Reflexiones en los procesos de parada

La clave de todo es el tiempo. El que empleamos en vivir y el que muere cada vez que no hacemos nada, el que regalamos al amar y el que perdemos cuando el miedo nos recorre y nos frena y nos hace inestables.

Al final, el reloj solo nos acompaña porque hemos asumido que debemos contabilizar las horas como el mundo quiere que lo hagamos; sin embargo, somos nosotros mismos los que vislumbramos nuestras propias perspectivas de la temporalidad. Donde unas veces volamos, otras tantas todo se ralentiza y caemos en la desesperación de lo incontrolable.

El mundo nos marca un paso muy distinto al que realmente experimentamos, de modo que el concepto que tenemos de lo vivido vuelve a ser un pensamiento, una circunstancia y un proceso que nace del yo para el yo, aunque estemos enclaustrados en los patrones de lo cotidiano dentro de una sociedad que nos pauta tanto como nos limita.

Nuestra razón está sometida a la vivencia, una vivencia contenida en el proceso continuo de las 24 horas, de los 365 días, de los 12 meses que se repiten ad infinitum. Vivir se convierte en la necesidad de hacer que el mundo se adecue a nuestros ritmos aún estando sumergidos en aquellos que nos son ajenos.

Ocurre, por tanto, que existimos dentro de una constante inercia que nos hace ser seres volátiles que se desarrollan, a pesar de que esta sociedad nos ha hecho sentirnos dueños de nuestro destino, como amos de esa nada que aspira a ser todo.

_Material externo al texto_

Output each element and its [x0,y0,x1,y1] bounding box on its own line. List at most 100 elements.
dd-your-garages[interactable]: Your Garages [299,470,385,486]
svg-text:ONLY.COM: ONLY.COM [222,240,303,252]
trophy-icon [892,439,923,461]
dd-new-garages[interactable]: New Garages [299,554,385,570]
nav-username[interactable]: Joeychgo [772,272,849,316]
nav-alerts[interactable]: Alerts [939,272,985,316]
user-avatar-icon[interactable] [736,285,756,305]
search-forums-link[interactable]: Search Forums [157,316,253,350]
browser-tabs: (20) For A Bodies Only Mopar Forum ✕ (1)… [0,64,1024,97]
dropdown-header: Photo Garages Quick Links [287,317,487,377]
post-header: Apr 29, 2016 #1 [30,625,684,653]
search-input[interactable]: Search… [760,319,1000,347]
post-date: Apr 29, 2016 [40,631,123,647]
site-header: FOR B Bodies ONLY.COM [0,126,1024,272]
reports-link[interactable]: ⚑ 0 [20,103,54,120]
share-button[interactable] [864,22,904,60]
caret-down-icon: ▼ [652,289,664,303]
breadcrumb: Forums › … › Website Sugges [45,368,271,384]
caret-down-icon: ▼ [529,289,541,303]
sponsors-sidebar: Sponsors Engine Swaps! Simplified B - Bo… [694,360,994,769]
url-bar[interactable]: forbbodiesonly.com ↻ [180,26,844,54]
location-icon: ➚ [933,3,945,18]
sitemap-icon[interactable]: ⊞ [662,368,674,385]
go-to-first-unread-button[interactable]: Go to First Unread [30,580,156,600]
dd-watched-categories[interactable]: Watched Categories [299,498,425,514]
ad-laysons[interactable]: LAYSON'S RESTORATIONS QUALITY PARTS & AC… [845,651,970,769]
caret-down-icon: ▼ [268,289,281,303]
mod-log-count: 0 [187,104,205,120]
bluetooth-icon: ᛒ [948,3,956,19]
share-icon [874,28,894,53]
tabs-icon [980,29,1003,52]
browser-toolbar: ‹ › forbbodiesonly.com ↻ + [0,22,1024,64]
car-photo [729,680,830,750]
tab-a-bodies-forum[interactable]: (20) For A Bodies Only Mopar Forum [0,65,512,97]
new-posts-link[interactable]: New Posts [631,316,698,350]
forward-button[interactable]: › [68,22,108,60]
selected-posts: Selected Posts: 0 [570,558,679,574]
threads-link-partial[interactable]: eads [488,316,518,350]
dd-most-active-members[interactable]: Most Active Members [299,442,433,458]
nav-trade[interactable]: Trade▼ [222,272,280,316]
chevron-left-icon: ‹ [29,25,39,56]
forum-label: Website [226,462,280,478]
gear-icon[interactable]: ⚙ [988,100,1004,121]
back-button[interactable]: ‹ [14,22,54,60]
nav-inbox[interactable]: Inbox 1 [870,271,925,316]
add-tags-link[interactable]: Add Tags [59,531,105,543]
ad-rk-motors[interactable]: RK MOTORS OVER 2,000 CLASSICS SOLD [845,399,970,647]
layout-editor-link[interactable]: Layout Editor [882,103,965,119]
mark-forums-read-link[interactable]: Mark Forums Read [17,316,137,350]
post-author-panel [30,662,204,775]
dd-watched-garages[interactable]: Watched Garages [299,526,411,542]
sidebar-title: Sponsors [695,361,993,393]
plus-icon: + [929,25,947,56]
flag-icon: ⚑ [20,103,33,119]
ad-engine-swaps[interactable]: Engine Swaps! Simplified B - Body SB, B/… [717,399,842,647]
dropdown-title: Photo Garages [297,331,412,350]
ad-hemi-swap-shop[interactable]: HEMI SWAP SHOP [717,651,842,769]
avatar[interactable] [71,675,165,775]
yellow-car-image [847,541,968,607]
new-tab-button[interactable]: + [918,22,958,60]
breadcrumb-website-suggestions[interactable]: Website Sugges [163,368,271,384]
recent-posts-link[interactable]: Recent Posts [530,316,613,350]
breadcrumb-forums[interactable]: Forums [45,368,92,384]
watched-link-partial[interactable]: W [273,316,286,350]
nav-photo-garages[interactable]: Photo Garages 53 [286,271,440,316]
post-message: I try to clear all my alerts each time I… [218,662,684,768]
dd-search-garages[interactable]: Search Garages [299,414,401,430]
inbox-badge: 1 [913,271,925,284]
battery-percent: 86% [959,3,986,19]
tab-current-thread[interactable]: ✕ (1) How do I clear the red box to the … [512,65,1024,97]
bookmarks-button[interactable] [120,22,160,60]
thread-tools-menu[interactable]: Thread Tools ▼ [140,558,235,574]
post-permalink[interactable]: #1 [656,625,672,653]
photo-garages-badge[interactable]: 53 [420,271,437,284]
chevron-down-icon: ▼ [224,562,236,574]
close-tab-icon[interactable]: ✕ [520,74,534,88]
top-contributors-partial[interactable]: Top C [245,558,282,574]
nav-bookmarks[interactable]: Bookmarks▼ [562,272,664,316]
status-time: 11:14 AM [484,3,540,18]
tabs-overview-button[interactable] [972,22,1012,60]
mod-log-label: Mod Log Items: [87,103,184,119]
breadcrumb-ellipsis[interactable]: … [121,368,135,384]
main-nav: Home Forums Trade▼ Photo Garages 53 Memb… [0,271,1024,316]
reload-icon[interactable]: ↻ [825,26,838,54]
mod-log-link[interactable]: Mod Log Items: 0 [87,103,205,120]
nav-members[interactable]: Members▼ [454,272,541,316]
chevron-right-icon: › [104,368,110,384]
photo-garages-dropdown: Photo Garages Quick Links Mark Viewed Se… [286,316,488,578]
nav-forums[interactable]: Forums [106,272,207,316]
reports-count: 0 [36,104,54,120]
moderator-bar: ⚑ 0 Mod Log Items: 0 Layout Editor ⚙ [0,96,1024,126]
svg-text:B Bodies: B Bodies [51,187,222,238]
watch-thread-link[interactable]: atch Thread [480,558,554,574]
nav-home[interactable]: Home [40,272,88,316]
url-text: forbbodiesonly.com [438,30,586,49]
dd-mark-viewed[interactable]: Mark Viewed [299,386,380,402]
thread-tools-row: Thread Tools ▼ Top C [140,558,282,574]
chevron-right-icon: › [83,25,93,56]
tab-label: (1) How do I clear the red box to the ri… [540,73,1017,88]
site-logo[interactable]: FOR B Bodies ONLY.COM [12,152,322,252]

Es en el resultado de esa creencia del poder de decisión personal  que aadvertimos la  necesidad de parar la realidad o acelerarla para satisfacernos —porque vivimos sometidos al egótico placer— y conseguir nuestras metas sin que nada ni nadie interfiera en nuestra realidad intrapersonal, a pesar de que la social hace que cualquier elemento o persona que nos rodea sea una interferencia por sí misma.

Es así como llegamos —o llego, al menos— a la conclusión constante de que deberíamos reflexionar mucho más sobre nosotros mismos y el tiempo que gastamos en ser felices, en compartir nuestra alegría o nuestro amor con otras personas y en hacernos grandes espiritualmente. No obstante, es nuestra obligación también meditar sobre los momentos que empleamos en desvivirnos sumidos en la tristeza, la apatía o el miedo, porque es de la mezcla de todo, en ese pastiche emocional,  de donde parte nuestra propia evolución como seres inteligentes.

Al fin y al cabo, en todo proceso de crecimiento, las emociones humanas son los verdaderos marcadores de nuestro tiempo y nuestra existencia ya que son las que verdaderamente controlan las conductas que seguimos más allá de lo meramente natural.

De ahí que, aunque nos cueste asumirlo y la sociedad nos niegue la capacidad de subsistir sin freno y siempre a expensas de sus normas, sea necesario vivir un poco más intensamente nuestra propia condición cada día y dar las gracias por lo ya pasado y por lo que nos vendrá en el futuro, asumiendo que el punto en el que interseccionan las necesidades personales y nuestras conductas con lo que nos exige la sociedad es donde debemos pararnos a reflexionar para poder seguir adelante hoy y vivir más plenamente todo el tiempo que nos queda.

Así sabremos que, después de todo, el secreto para ser en este mundo está en nuestra relación con lo que nos rodea, sí, pero también en el conocimiento que tenemos sobre nosotros mismos. Ahí y en dejarnos sentir con relativa libertad durante el máximo de tiempo posible.